This is part of IEEE Spectrum's special report: Top 11 Technologies of the Decade
Paper or Plastic?
In 2020, newspapers will still be with us, but they won't be paper
Despite the increasing sophistication of electronic displays, with their staggering color palettes and expanding contrast levels, Gutenberg's 15th-century technology didn't begin to give way until the 2000s. That was when electronic paper made its debut in digital book readers like Amazon's Kindle and Barnes & Noble's Nook.
E-paper exploits a phenomenon called electrophoresis, discovered in 1807 and revived at Xerox PARC in the 1970s but put to practical use at MIT's Media Lab only in 1997. It uses a jolt of current to make the black dye inside thousands of microcapsules sandwiched between flexible polymer sheets rise to the top of the capsules so that the "ink" becomes visible through one of the sheets. A great advantage of this method is that it draws power only when updating the image on the screen. Recent models offer a contrast ratio similar to that of a newspaper.
Speaking of the dailies, they just may supplant books as the killer app for e-readers. Uploading a digital version of your hometown broadsheet on a plastic sheet that you can roll up and tuck in your bag would eliminate the cost of printing and distribution, and it'd also save a lot of trees.
—Willie D. Jones
The New Computing Covenant
Apple brings tablets down from the mountain
In his 1972 article "A Personal Computer for Children of All Ages," computer scientist Alan Kay imagined the DynaBook, then a computer of "science fiction," around 2 centimeters thick, weighing less than 2 kilograms, and the size and shape of a paper notebook, with a power-charging connection for use at work or in libraries. Arguably, the first machines even to resemble Kay's tablet device emerged in the 1980s, as digital clipboards for insurance adjusters and salespeople.
Then, in April 2010, Apple released the iPad. Only 1.34 cm thick, the Wi-Fi–enabled and 3G-capable model weighs just 0.73 kg. Apple sold some 2 million units in 60 days and 3 million in 80 days. Meanwhile, HP, Dell, Samsung, Notion Ink, Asus, and Lenovo, among others, all have similar tablet computers on the market or are planning them.
According to Jeff Hawkins, developer of the 1989 GridPad, an early tablet, and later of the Palm Pilot, the consumer versions had to wait for flat color displays, low-power CPUs, better batteries, and wireless networks. "The technology didn't exist 20 years ago that was necessary for successful consumer tablets," he says.
Still, Kay says, tablet computers haven't yet reached his vision of the DynaBook. "What end users can make, and what it takes to make something, are both woefully inadequate on today's machines," he says. With a different approach, he adds, tablets such as the iPad could be "one of the greatest educational amplifiers for children ever made."
Compress Me a Song
A German researcher took us from albums to algorithms
When my children are my age, they will surely look back with bemusement at the crude means by which their elders entertained themselves. They'll laugh at the thought of vinyl platters spinning like carousels, cartridges containing spools of magnetic tape, and even laser-etched metal sheets embedded in plastic discs. They'll take for granted that you can carry every bit of music you own in your pocket.

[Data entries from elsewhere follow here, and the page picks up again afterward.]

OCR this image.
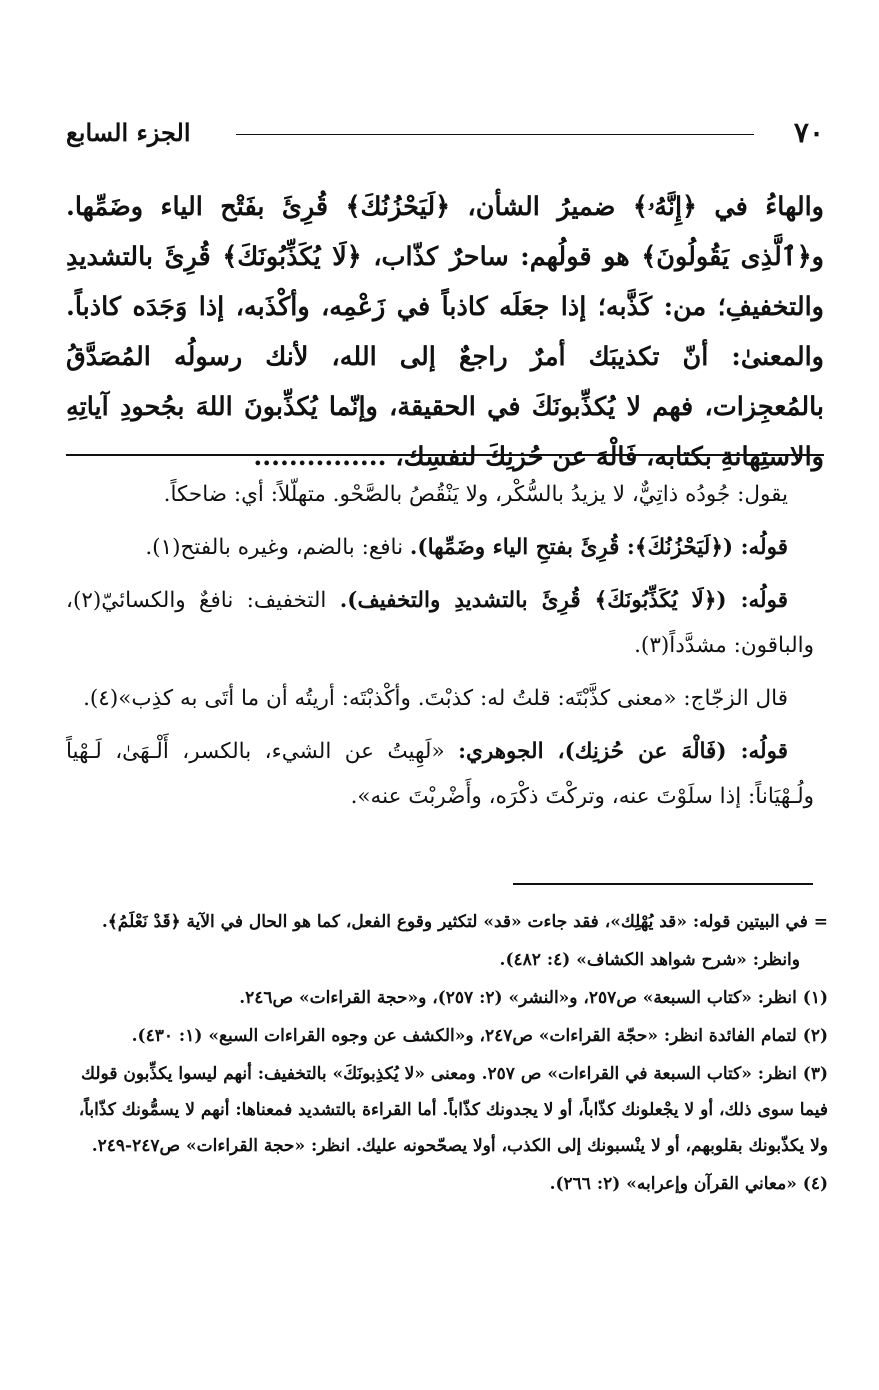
٧٠
الجزء السابع

والهاءُ في ﴿إِنَّهُۥ﴾ ضميرُ الشأن، ﴿لَيَحْزُنُكَ﴾ قُرِئَ بفَتْح الياء وضَمِّها. و﴿ٱلَّذِى يَقُولُونَ﴾ هو قولُهم: ساحرٌ كذّاب، ﴿لَا يُكَذِّبُونَكَ﴾ قُرِئَ بالتشديدِ والتخفيفِ؛ من: كَذَّبه؛ إذا جعَلَه كاذباً في زَعْمِه، وأكْذَبه، إذا وَجَدَه كاذباً. والمعنىٰ: أنّ تكذيبَك أمرٌ راجعٌ إلى الله، لأنك رسولُه المُصَدَّقُ بالمُعجِزات، فهم لا يُكذِّبونَكَ في الحقيقة، وإنّما يُكذِّبونَ اللهَ بجُحودِ آياتِهِ والاستِهانةِ بكتابه، فَالْهَ عن حُزنِكَ لنفسِك، ...............

يقول: جُودُه ذاتِيٌّ، لا يزيدُ بالسُّكْر، ولا يَنْقُصُ بالصَّحْو. متهلّلاً: أي: ضاحكاً.

قولُه: (﴿لَيَحْزُنُكَ﴾: قُرِئَ بفتحِ الياء وضَمِّها). نافع: بالضم، وغيره بالفتح(١).

قولُه: (﴿لَا يُكَذِّبُونَكَ﴾ قُرِئَ بالتشديدِ والتخفيف). التخفيف: نافعٌ والكسائيّ(٢)، والباقون: مشدَّداً(٣).

قال الزجّاج: «معنى كذَّبْتَه: قلتُ له: كذبْتَ. وأكْذبْتَه: أريتُه أن ما أتَى به كذِب»(٤).

قولُه: (فَالْهَ عن حُزنِك)، الجوهري: «لَهِيتُ عن الشيء، بالكسر، أَلْـهَىٰ، لَـهْياً ولُـهْيَاناً: إذا سلَوْتَ عنه، وتركْتَ ذكْرَه، وأَضْربْتَ عنه».

= في البيتين قوله: «قد يُهْلِك»، فقد جاءت «قد» لتكثير وقوع الفعل، كما هو الحال في الآية ﴿قَدْ نَعْلَمُ﴾.

وانظر: «شرح شواهد الكشاف» (٤: ٤٨٢).

(١) انظر: «كتاب السبعة» ص٢٥٧، و«النشر» (٢: ٢٥٧)، و«حجة القراءات» ص٢٤٦.

(٢) لتمام الفائدة انظر: «حجّة القراءات» ص٢٤٧، و«الكشف عن وجوه القراءات السبع» (١: ٤٣٠).

(٣) انظر: «كتاب السبعة في القراءات» ص ٢٥٧. ومعنى «لا يُكذِبونَكَ» بالتخفيف: أنهم ليسوا يكذِّبون قولك فيما سوى ذلك، أو لا يجْعلونك كذّاباً، أو لا يجدونك كذّاباً. أما القراءة بالتشديد فمعناها: أنهم لا يسمُّونك كذّاباً، ولا يكذّبونك بقلوبهم، أو لا ينْسبونك إلى الكذب، أولا يصحّحونه عليك. انظر: «حجة القراءات» ص٢٤٧-٢٤٩.

(٤) «معاني القرآن وإعرابه» (٢: ٢٦٦).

And it's no sweat now, because NAND flash memory sells for about a dollar per gigabyte. But back in 1989, when a German researcher introduced the idea behind the MP3 compression algorithm, flash memory cost several hundred dollars per megabyte. Several things happened at the close of the last decade that together marked the dividing line between B.C. (before compression) and A.D. (Apple domination). In 1997, the first MP3 player was introduced, with enough storage capacity for about six songs (paltry, it's true, even by 8-track standards). Two years later, Shawn Fanning rolled out Napster, providing an easy way for people with MP3 files to share the songs in their collections. Around that same time, the first USB flash memory key drives arrived, further stoking demand for nonvolatile memory.
In 2001, when Apple introduced the first iPod, consumers' expectations were irrevocably changed. (Pay for music online? Perhaps. Buy a whole LP? Fuhgeddaboutit.) By 2006, digital music had unseated its predecessors: Five billion digital music files were swapped on peer-to-peer networks that year, and the ubiquitous iPod, aided by Apple's iTunes online music store, was fast approaching 100 million units a year in sales.
Think: When was the last time you even saw someone carrying a portable CD or cassette player or found yourself browsing the shelves in a record store?